Comme en décembre, les gestions ont abaissé de près de 2% leurs prévisions à un an sur le CAC 40 et sur l'EuroStoxx 50. La Banque Postale AM et Olympia ont effectué des révisions particulièrement violentes : -150 points à 3.500 pour le premier et -375 points à 3.100 pour le second sur le CAC 40 à un an. Les plus pessimistes (Cholet Dupont et Olympia) anticipent une stagnation, voire un léger recul du CAC 40 et de l'EuroStoxx 50. Les plus optimistes demeurent Lazard et Aurel BGC, tablant sur un rebond de 27% de la place parisienne et de 26% de l'indice paneuropéen.
En attendant, il aurait mieux valu parier sur la Bourse américaine l'an dernier. Le S&P 500 a clôturé 2011 sur une très légère hausse, après avoir déjà nettement surperformé les Places européennes en 2010 (+12,8% contre -3,3% pour le CAC 40). Le Panel mise sur une hausse des actions américaines limitée à 7% cette année. Néanmoins, les gestions semblent particulièrement confiantes, la moitié d'entre elles venant de relever leurs prévisions à un an. Aberdeen, Assya, Aurel, CM-CIC, Lazard et Raymond James croient à un rebond de 12% à 15%. Néanmoins, Olympia, Robeco et Credit Suisse tablent sur une stagnation cette année, tandis que Cholet Dupont anticipe même une baisse de 13%.
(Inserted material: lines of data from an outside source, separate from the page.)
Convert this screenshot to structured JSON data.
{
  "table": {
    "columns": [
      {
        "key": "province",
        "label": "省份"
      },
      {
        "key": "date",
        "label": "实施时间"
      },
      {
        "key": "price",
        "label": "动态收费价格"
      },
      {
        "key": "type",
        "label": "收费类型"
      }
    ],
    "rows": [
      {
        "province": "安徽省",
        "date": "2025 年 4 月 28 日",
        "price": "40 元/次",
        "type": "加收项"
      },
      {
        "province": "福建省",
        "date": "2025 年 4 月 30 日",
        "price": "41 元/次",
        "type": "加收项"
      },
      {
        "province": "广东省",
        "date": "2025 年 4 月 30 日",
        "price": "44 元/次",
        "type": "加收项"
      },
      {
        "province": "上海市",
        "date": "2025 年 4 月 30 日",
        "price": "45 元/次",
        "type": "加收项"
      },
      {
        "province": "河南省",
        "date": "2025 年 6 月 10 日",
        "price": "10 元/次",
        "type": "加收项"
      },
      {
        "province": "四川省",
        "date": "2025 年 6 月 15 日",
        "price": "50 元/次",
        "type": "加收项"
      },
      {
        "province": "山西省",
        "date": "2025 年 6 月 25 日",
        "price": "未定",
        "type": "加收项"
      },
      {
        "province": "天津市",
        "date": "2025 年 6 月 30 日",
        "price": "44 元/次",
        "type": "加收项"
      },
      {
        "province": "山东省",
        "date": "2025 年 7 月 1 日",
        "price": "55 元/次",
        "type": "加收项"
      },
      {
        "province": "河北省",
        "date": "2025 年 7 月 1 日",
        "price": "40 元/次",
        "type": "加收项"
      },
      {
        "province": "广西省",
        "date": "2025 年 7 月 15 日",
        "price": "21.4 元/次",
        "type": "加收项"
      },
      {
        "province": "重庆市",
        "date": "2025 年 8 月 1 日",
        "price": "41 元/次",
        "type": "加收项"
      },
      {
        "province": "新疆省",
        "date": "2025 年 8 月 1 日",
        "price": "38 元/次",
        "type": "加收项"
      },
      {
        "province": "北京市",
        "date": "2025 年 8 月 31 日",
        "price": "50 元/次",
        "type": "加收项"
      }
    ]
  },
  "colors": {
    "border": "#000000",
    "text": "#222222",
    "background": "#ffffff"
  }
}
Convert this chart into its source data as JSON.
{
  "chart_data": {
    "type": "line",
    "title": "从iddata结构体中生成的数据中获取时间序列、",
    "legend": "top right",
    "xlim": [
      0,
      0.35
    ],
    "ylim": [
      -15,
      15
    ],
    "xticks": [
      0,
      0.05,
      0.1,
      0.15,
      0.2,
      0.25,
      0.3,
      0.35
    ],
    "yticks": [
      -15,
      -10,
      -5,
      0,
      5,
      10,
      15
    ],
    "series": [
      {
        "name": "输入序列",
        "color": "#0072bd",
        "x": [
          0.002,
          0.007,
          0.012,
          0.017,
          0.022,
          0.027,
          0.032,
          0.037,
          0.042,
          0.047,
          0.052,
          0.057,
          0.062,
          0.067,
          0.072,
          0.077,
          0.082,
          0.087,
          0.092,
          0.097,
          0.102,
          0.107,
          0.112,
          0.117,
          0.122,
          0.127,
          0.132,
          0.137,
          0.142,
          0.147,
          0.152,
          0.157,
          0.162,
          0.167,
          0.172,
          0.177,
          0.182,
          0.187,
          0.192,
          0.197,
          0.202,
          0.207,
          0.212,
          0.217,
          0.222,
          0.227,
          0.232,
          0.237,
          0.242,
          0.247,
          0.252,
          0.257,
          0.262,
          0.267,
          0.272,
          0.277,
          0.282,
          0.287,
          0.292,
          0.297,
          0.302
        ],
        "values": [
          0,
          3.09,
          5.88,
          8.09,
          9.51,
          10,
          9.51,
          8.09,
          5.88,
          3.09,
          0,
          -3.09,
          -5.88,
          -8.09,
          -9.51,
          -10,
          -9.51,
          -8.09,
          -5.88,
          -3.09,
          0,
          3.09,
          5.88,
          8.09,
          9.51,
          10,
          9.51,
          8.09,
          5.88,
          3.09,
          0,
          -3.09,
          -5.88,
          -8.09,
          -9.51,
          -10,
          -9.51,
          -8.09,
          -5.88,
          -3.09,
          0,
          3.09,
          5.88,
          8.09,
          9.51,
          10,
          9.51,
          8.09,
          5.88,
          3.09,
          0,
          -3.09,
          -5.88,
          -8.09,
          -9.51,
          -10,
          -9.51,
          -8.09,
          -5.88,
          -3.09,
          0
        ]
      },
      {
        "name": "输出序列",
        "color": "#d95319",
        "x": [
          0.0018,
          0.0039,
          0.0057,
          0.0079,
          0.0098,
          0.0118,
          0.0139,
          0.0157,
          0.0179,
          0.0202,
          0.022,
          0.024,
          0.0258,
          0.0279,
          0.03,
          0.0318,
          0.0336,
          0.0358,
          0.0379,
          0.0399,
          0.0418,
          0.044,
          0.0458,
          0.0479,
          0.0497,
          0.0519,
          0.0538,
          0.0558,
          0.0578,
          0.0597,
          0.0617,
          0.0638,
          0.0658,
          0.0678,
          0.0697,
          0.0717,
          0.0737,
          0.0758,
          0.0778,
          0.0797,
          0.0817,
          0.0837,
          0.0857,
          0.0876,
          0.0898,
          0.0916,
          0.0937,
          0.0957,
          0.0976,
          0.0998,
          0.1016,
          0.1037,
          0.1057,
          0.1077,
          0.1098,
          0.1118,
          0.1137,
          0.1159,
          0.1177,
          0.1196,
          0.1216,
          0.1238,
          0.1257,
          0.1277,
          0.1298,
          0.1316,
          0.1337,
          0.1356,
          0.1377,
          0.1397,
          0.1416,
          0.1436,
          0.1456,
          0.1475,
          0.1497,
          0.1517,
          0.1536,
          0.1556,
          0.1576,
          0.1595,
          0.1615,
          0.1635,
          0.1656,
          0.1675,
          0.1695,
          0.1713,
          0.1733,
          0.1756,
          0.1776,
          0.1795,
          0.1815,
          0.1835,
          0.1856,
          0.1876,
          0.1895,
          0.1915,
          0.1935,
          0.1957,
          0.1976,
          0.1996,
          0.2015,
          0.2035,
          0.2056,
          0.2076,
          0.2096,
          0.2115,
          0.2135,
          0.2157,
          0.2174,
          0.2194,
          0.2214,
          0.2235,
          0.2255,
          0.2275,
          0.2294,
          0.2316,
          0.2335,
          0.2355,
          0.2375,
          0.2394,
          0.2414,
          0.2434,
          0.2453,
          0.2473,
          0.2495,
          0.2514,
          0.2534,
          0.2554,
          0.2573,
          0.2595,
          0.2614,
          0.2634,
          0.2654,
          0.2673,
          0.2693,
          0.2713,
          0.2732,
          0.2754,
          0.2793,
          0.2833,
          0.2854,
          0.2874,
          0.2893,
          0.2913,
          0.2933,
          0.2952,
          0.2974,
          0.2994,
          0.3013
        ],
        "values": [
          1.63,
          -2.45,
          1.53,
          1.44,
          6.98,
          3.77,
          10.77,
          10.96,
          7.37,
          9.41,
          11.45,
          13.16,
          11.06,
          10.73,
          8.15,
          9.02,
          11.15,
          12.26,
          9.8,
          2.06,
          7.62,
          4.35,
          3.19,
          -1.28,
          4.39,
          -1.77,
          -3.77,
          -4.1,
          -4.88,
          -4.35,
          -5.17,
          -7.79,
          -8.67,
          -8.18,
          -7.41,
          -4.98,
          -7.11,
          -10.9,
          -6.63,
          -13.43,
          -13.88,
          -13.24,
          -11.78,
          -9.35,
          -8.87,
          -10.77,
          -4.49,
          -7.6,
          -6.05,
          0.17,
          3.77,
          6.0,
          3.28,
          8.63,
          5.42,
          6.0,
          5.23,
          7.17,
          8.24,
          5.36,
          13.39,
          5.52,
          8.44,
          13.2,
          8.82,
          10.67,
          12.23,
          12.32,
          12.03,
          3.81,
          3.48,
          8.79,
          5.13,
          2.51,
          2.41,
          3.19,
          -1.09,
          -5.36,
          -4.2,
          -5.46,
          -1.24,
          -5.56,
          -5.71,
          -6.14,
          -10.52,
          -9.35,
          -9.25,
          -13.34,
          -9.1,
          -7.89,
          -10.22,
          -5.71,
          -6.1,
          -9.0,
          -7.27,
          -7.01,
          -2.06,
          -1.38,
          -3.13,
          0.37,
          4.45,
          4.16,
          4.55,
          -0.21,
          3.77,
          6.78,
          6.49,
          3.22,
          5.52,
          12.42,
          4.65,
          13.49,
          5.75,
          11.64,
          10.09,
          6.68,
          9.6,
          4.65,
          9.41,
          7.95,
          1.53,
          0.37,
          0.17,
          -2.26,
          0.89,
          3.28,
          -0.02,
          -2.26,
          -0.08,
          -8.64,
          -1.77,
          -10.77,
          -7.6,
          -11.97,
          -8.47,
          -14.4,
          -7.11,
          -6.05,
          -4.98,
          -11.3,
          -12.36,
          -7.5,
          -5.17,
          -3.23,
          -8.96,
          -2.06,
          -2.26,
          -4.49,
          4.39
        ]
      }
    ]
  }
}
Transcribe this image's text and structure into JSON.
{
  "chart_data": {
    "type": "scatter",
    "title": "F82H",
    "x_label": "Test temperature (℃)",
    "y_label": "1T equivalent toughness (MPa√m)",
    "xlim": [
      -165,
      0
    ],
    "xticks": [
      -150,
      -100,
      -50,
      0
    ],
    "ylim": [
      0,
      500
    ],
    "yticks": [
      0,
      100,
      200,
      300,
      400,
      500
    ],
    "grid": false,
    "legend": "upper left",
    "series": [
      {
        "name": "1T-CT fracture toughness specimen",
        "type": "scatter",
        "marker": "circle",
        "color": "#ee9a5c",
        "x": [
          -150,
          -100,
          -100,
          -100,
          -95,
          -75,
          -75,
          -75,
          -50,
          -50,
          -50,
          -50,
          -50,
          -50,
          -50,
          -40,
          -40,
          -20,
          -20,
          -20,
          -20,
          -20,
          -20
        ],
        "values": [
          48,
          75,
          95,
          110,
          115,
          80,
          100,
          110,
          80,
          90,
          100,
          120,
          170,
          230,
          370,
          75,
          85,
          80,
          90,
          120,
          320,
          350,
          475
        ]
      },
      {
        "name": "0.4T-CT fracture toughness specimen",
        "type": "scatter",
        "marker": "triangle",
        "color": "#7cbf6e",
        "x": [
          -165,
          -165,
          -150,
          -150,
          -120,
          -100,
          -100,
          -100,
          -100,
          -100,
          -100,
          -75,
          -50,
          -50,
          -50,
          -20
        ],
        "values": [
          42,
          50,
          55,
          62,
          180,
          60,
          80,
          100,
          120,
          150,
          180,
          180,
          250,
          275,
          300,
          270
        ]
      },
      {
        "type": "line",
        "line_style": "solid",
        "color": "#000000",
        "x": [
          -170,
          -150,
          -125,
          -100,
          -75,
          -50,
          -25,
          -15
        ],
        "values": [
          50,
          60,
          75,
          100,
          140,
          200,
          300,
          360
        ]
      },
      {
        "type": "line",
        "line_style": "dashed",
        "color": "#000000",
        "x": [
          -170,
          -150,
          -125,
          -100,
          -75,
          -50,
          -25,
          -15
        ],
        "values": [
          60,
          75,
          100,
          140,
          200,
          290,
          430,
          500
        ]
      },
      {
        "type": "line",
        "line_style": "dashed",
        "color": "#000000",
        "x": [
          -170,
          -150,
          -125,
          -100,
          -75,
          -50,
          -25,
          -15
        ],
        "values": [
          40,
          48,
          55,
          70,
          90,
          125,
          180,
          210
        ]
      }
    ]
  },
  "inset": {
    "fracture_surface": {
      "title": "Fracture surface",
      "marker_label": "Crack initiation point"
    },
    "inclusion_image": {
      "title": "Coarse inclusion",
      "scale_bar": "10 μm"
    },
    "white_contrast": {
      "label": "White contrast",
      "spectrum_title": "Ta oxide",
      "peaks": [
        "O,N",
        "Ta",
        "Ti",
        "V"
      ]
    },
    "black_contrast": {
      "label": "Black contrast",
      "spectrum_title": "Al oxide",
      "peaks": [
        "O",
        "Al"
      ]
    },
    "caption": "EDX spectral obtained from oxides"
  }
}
Ce bilan de début d'année donne également l'occasion d'analyser la sagacité des membres du Panel Actions. Un constat difficile, nul n'ayant prévu l'ampleur de la crise des dettes souveraines, sans parler du séisme au Japon. Ainsi, début 2011 le Panel espérait un CAC 40 à 4.300 points un an plus tard, soit 1.160 points plus haut que le réalisé. Tous étaient au-dessus de 4.000, jusqu'à 4.600 pour Lazard. Même constat sur l'EuroStoxx, où les gestions tablaient sur un minimum de 3.000 points. Un bureau et un seul, Robeco, a su anticiper un S&P 500 à 1.250 points, tous les autres panélistes visant plus de 1.300 points. En revanche, début juillet 2011, aucune prévision à six mois, ne correspondait à la clôture des indices vendredi dernier. Même Robeco avait fait preuve de plus d'optimisme avec un S&P 500 à 1.400 points.